Sclerostin is another Wnt inhibitor, specifically expressed by osteocytes, which inhibits osteoblast-driven bone formation and induces mature osteoblast. Elevated circulating sclerostin correlates with advanced disease features and abnormal bone remodeling in symptomatic myeloma [8]. Romosozumab, an investigational humanized monoclonal antibody that inhibits the activity of sclerostin, was associated with increased bone mineral density and bone formation, and with decreased bone resorption in postmenopausal women [38]. Studies in MM are planned to start soon.

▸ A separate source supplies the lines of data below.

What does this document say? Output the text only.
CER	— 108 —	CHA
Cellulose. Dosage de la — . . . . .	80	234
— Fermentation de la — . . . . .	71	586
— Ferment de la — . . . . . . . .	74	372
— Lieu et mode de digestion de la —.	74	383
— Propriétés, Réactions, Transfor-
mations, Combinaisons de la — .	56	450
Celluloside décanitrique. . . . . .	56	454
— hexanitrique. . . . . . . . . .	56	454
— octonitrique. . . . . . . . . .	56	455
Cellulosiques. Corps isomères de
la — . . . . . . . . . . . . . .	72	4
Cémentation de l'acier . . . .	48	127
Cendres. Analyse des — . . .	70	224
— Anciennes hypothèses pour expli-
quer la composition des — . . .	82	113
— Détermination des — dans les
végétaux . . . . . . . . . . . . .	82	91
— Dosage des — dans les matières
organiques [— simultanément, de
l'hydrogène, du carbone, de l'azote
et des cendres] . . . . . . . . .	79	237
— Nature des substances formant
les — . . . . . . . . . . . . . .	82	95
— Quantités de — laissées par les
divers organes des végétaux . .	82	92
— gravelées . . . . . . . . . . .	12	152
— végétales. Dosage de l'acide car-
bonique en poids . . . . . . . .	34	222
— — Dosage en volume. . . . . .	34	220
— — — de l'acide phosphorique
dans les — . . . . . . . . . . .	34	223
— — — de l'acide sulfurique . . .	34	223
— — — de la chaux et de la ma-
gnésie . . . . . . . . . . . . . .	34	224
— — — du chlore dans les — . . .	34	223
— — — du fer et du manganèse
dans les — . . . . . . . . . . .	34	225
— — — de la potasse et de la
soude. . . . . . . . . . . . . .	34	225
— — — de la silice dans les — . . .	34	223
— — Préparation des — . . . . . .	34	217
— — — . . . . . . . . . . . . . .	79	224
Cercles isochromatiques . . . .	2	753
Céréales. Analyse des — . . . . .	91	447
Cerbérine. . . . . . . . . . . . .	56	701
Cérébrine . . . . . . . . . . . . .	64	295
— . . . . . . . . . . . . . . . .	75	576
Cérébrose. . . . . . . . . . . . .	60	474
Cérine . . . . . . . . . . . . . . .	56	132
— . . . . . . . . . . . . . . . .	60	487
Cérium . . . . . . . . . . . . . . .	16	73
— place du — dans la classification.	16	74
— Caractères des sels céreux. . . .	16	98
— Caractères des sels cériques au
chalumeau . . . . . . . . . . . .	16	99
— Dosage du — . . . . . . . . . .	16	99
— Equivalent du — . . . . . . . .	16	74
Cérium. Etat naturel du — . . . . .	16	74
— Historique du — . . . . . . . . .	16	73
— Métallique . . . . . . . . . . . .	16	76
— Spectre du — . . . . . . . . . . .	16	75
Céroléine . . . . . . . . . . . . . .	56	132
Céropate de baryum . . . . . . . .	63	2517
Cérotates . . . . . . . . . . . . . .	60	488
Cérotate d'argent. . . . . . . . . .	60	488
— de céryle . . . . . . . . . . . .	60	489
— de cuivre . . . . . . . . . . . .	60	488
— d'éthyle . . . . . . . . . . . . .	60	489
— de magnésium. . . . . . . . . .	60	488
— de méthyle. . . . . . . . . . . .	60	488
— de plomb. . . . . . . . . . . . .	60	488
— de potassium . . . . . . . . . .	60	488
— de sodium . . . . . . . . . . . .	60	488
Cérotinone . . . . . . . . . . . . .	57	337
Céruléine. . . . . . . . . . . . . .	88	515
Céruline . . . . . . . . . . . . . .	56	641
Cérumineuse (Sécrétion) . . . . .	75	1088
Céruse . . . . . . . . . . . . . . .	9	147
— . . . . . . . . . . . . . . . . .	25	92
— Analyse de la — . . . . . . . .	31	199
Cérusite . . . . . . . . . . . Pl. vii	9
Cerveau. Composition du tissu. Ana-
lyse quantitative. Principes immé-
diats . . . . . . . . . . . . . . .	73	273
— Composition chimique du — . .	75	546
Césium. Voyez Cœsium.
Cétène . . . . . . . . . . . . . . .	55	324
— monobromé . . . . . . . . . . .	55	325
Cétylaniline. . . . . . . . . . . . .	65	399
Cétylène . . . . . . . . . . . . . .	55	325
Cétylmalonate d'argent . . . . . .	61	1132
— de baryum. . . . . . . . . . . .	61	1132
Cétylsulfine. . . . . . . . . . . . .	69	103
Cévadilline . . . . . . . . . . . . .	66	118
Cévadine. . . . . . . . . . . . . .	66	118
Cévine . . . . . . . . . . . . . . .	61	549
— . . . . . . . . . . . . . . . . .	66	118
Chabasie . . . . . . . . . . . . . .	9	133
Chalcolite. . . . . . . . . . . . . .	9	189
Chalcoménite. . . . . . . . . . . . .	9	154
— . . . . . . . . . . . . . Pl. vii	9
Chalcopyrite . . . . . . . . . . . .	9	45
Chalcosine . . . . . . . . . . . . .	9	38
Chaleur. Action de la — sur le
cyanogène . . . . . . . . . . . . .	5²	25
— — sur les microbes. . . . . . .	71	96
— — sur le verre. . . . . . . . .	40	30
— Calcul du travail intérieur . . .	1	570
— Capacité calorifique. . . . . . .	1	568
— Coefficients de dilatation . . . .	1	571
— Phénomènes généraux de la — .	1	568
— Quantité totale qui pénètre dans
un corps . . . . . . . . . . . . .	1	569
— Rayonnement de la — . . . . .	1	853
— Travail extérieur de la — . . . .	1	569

Novel antimyeloma agents and myeloma bone disease
Proteasome inhibitors

Bortezomib is a first-in-class proteasome inhibitor with well-established activity against myeloma. It also affects osteoclast differentiation and function in a dose-dependent manner, reducing subsequent bone resorption. In addition, bortezomib may also increase osteoblast activity, inducing new bone formation [39–41]. Another proteasome inhibitor, carfilzomib, has been reported to increase bALP in patients with relapsed⁄refractory MM that responded to therapy [42]. These findings suggest that proteasome inhibition in addition to their antineoplastic effects on tumor cells, may directly stimulate osteoblast differentiation and function, and lead to increased bone formation and bone mineral density, at least in responders (see Figure 6.1). However, it is unclear if bortezomib alone is sufficient to reverse bone disease in MM patients and heal lytic lesions.

Immunomodulatory agents

Thalidomide, lenalidomide, and pomalidomide are highly active agents in the treatment of both newly diagnosed and relapsed/refractory MM [43]. These agents activate cellular and innate immunity, enhance humoral anti-tumor immune responses, induce antiangiogenesis, inhibit cytokines, modify the interactions between malignant plasma cell and the bone marrow microenvironment, and alter abnormal bone metabolism in MM. An intermediate dose of thalidomide in combination with dexamethasone in relapsed/refractory MM patients has been reported to reduce sRANKL/OPG ratio and bone resorption markers (CTX and TRACP-5b) but showed no effect on bone formation, as assessed by serum levels of bALP and osteocalcin, and no healing of the observed lytic lesions [44]. Lenalidomide also produced a reduction of CTX and sRANKL/OPG only in responders, while non-responders had increased TRACP-5b serum levels after three cycles of treatment compared with baseline. In both responders and non-responders, there was no effect on bone formation [45].